Without mentioning any of the many instances which are found in the histories of the workings of these Druidical incantations and spells, the consulting of the clouds, and the ceremonies with which they surrounded their healing art, we go straight to our main point: the ease and suddenness with which all these delusions vanished at the first preaching of the Gospel —a fact very telling on the force which they exercised over the mind of the nation. All natural customs, games, festivities, social relationships, as we have seen, are preserved, many to this day; what is esteemed as their religion, and its ceremonies and superstitions, is dropped at once. The entire Irish mind expanded freely and generously at the simple announcement of a God, present everywhere in the universe, and accepted it. The dogma of the Holy Spirit, not only filling all—complens omnia- - but dwelling in their very souls by grace, and filling them with love and fear, must have appeared natural to them. Their very superstitions must have prepared the way for the truth, a change —or may we not say a more direct and tangible object taking the place of and filling their undefined yearnings—was alone requisite. Otherwise it is a hard fact to explain how, within a few years, all Druidism and magic, incantations, spells, and divinations, were replaced by pure religion, by the doctrine of celestial favors obtained through prayer, by the intercession of a host of saints in heaven, and the belief in Christian miracles and prophecies; whereas, scarcely any thing of Roman or Grecian mythology could be replaced by corresponding Christian practices, although popes did all they could in that regard. Nearly all the errors of the Irish Celts had their corresponding truths and holy practices in Christianity, which could be readily substituted for them, and envelop them immediately with distrust or just oblivion. Hence we do not see, in the subsequent ecclesiastical history of Ireland, any thing to resemble the short sketch we have given of the many dangers arising within the young Christian Church, which had their origin in the former religion of other European nations.

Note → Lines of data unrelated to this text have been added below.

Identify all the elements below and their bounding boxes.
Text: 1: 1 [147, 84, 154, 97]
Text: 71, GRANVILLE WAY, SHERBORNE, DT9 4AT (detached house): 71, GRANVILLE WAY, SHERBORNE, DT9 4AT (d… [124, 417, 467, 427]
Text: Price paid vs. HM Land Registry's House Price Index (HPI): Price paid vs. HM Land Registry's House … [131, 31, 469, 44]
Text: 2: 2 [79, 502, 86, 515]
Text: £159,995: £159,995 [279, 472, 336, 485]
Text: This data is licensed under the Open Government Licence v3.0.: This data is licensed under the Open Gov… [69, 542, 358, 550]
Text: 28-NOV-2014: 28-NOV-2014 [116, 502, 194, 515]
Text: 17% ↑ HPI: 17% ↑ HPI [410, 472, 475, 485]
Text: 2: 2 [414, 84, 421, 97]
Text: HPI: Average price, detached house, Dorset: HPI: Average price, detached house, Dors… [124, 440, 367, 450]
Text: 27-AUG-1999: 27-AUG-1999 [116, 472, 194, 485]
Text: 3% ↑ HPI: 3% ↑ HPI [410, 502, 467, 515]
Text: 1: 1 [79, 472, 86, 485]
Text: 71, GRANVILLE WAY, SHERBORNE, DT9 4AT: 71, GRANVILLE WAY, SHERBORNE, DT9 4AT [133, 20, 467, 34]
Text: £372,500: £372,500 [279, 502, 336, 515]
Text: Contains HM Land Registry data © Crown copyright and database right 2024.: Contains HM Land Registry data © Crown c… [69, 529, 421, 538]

In regarding philosophy and its perils in Ireland, our task will be an easy one, yet not unimportant in its bearings on subsequent considerations. The minds of nations differ as greatly as their physical characteristics; and to study the Irish mind we have only to take into consideration the institutions which swayed it from time immemorial. They were of such a nature that they could but belong to a traditional people. All patriarchal tribes partake of that general character; none, perhaps, so strikingly as the Celts.

People thus disposed have nothing rationalistic in their nature; they accept old facts; and, if they reason upon them, it is to find proofs to support, not motives to doubt them. They never refine their discussions to hair-splitting, synonymous almost with rejection, as seems to be the delight of what we call rationalistic races. It was among these that philosophy was born, and among them it flourishes. They may, by their acute reasoning, enlarge the human mind, open up new horizons, and, if confined within just limits, actually enrich the understanding of man. We are far from pretending that philosophy has only been productive of harm, and that it were a blessed thing had the human intellect always remained, as it were, in a dormant state, without ever striving to grasp at philosophic truth and raise itself above the common level; we hold the great names of Augustine, Anselm, Thomas Aquinas, and so many others, in too great respect to entertain such an opinion.